The anamorphic widescreen presentation of “Miss Potter,” featuring a 2.35:1 aspect ratio, does justice to the film’s well photographed and gorgeous exterior shots, and it keeps the bar high during interior scenes as well. Sadly, not much could be done about the fact that Zellweger still only has two expressions, “I have to go to the bathroom” and “I bit into a bad lemon…do you know the way to the restroom?” How she continues to receive such high-profile roles is beyond me; I just hope she keeps appearing in movies I have no interest in paying money for.

The 5.1 Dolby Digital audio track does a magnificent job of never letting the unusually heavy-handed musical cues overpower Zellweger’s inability to create a believable British accent.

The commentary track featuring director Chris Noonan is yet another example of a moment where I felt like I was watching a different film than the one being commented on. Noonan plows through the film, heaping accolades on undeserved performances and leaving behind a commentary track oddly disjointed from reality. The only bit of worthwhile information I gathered from his track is that “Miss Potter” could have been far worse than it turned out. It was originally planned as a musical.
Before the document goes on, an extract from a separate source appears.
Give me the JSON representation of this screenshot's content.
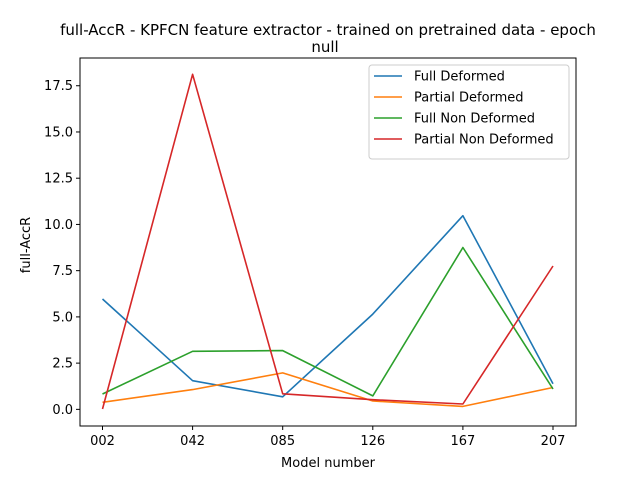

“The Tale of Peter Rabbit and Beatrix Potter” is a polite, twenty-minute bio about Potter narrated by McGregor himself. The disc also contains “The Making of a Real Life Fairy Tale,” a self-congratulatory, behind-the-scenes look at the film that is entirely unnecessary and redundant in the face of the director’s commentary. In addition to the theatrical trailer for the film, a music video for the forgettable song “When You Taught Me How to Dance” is also included.

Film Value:
Absolutely nothing in “Miss Potter” outside of McGregor’s lively performance is worth anyone’s attention. The animation is cheap and depthless, without the life found in Potter’s charming original artwork. And first-time screenwriter Richard Maltby Jr’s syrupy sweet script fails to give Potter and Wayne’s star-crossed romance any real credence or importance. For kids looking to experience a truly enchanting tale, you’re better off picking up director Chris Noonan’s previous film, the near-perfect “Babe.” And for the adult looking for a true story mixed with fantasy that will actually enchant them and keep them awake, give Peter Jackson’s beautifully crafted “Heavenly Creatures” a try.